The Monetary Policy Committee (MPC) on Tuesday ended its two-day meeting with a strong warning that Nigeria’s economy risks slipping into another recession if there is no synergy between monetary and fiscal policies to ensure macroeconomic stability.
Noting immediate challenges to growth to include rising inflation and pressure on external reserves as a result of capital flow reversals, the committee opted to continue tightening monetary policy by retaining all fundamentals.
Consequently, the controlling monetary policy rate (MPR) was maintained at 14 per cent; Cash Reserve Requirement (CRR) left at 22.5 per cent and liquidity ratio retained at 30 per cent. The asymmetric corridor was retained at +200/-500 basis points around the MPR.

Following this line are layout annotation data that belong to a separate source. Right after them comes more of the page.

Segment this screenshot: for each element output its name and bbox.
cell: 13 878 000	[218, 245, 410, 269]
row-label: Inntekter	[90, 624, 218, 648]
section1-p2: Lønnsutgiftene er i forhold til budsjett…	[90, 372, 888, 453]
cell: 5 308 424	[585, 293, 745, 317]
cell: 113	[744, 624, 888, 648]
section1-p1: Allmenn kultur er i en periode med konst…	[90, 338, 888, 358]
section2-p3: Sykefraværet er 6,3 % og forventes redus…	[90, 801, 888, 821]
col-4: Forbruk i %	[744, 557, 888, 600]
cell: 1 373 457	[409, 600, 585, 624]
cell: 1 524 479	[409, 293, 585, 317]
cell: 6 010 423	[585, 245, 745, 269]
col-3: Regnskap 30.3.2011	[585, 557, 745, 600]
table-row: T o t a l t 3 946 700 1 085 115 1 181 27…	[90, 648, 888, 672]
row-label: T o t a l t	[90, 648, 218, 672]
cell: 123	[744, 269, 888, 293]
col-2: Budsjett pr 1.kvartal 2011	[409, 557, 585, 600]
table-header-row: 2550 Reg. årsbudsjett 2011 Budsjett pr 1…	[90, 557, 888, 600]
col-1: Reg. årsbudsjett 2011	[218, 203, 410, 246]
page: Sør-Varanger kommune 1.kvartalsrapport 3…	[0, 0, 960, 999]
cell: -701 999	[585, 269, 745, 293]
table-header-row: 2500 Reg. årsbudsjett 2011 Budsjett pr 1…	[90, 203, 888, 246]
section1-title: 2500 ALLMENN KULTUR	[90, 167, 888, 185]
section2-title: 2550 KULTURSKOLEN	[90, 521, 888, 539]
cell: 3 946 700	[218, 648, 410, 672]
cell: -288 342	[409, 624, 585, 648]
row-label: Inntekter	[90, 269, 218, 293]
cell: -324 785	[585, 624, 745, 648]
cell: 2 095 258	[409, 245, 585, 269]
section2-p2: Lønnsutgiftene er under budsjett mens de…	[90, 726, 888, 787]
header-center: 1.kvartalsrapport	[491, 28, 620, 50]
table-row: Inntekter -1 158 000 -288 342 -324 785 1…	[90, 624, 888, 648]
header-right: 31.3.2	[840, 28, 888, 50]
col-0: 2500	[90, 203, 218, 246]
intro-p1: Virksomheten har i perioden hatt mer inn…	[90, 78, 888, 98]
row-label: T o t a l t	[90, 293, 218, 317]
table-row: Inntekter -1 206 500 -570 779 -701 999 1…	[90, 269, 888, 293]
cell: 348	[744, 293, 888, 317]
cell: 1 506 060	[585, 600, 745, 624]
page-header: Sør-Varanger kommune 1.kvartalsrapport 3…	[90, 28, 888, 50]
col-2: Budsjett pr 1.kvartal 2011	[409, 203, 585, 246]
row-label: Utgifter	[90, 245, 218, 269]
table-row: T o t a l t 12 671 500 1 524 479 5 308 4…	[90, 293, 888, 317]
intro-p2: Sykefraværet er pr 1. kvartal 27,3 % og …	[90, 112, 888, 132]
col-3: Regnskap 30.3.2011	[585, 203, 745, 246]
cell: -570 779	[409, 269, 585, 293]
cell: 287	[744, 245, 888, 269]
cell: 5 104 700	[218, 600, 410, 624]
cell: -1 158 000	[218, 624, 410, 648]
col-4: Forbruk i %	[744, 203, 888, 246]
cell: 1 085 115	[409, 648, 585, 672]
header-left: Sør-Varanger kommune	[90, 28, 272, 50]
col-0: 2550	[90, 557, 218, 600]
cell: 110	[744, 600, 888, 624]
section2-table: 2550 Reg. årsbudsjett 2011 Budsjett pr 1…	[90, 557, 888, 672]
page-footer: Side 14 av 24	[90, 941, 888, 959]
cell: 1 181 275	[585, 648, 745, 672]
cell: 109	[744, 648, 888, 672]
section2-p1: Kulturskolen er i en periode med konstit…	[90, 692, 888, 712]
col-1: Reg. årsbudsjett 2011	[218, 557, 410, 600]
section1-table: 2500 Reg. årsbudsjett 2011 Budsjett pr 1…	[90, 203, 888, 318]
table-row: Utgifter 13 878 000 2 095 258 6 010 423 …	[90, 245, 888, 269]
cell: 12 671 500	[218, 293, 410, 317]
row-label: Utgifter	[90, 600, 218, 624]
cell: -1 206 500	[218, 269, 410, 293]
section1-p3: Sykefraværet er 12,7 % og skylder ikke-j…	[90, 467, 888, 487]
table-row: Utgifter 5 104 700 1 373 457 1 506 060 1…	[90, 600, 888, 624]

The MPR is the controlling lending rate by banks, while CRR is the cash reserve allowable by commercial banks to drive their lending operations.
The committee said the decision to continue to tighten monetary policy would tame inflationary pressures, stem the reversal in portfolio capital, improve the external reserves position and maintain stability in the foreign exchange market.
The Governor of the Central Bank of Nigeria (CBN), Godwin Emefiele, who briefed journalists at the end of the meeting, said the committee noted inflationary pressures rebuilding, while capital flow reversals have intensified, resulting in the bearish trend in the equities market despite the stability in Naira exchange rate.
The CBN governor said following its meeting in July to review the macroeconomic environment, the committee noted the gains of a robust external reserve, with inflation trending downwards for the 18th consecutive month, appearing to be under threat of reversal.
He said new data from the National Bureau of Statistics (NBS) showed weakening fundamentals traced to the contraction in the oil sector in the second quarter of 2018, compared with the previous quarter.
This was worsened by strong linkages to employment and growth in other key sectors of the economy.
The committee said the external reserves dropped from $45 billion at the end of July 2018 to about $44 billion on September 20, 2018 with total foreign exchange inflow through the economy down by 38.34 per cent to $6 billion in July, from $9.73 billion in June 2018.
With crude prices averaging $80 per barrels, about $29 above the budget benchmark price of $51per barrel, and oil production rising to about 2.3 million barrels per day, the committee was optimistic external reserves would strengthen in the last quarter of 2018.
Also, the committee noted the impact of the disruptions to the food supply chain in major food producing states due to the combined effects of poor infrastructure, flooding and the on-going security challenges.
The committee said these situations resulted in a rise in food prices, contributing to the uptick in headline inflation.
Latest data by the National Bureau of Statistics (NBS) said inflation figures showed a marginal increase from 11.14 percent in July to 11.23 per cent last August, the first rise since a declining trend in January 2017.
“The Committee was concerned that the exit from recession may be under threat as the economy slowed to 1.95 and 1.50 per cent in Q1 and Q2 2018, respectively,” Mr Emefiele said.
In this regard, the committee urged government to take advantage of the current rising oil prices to rebuild fiscal buffers, strengthen government finances in the medium term and reverse the current trend of decline in output growth.
The committee expressed serious concerns over the potential impact of huge liquidity flow as a result of election related expenses by politicians as well as increase in Federation Accounts Allocation Committee (FAAC) distributions to the tiers of government from increased oil receipts.
Also, the committee said it was concerned with the rising level of non-performing loans (NPLs) in the banking system as a result the oil sector decline. It called for sustained effort towards the implementation of the Economic Recovery and Growth Plan (ERGP) to stimulate economic activity, bridge the output gap and create employment.
Amid weakening growth, the CBN governor stressed the need to sustain the faithful implementation of the 2018 federal capital budget and policies to encourage credit delivery to the real sector of the economy. He said this would help in boosting aggregate demand, stimulate economic activity and reduce unemployment in the country.
Forecasting a positive macroeconomic outlook, the committee said sustained implementation of the 2018 budget, improvements in the security situation and increased stability in the foreign exchange market would stabilise prices and strengthen economic growth.
Again, growth in the non-oil sector, especially agriculture, manufacturing, services and light industries were expected to drive output growth over the medium term.
However, developments to underline the downside risks include the impact of increased monetary policy normalisation in the advanced economies and the strengthening US dollar.
Others include the late implementation of the 2018 budget, weakening demand and consumer spending, build-up in contractor debt, low minimum wage, impact of flooding on agricultural output and other economic activities, continuing security challenges across the North-east and North-central zones, and growing level of sovereign debt.
Inflation outlook suggests a mild resurgence of inflationary pressure in the economy, traceable largely to cost-push factors, election related spending, among other domestic factors.To check the drift, he called for improved power supply, increased expenditure on capital projects and improved security conditions, to bring down pressure on consumer prices in the near-term.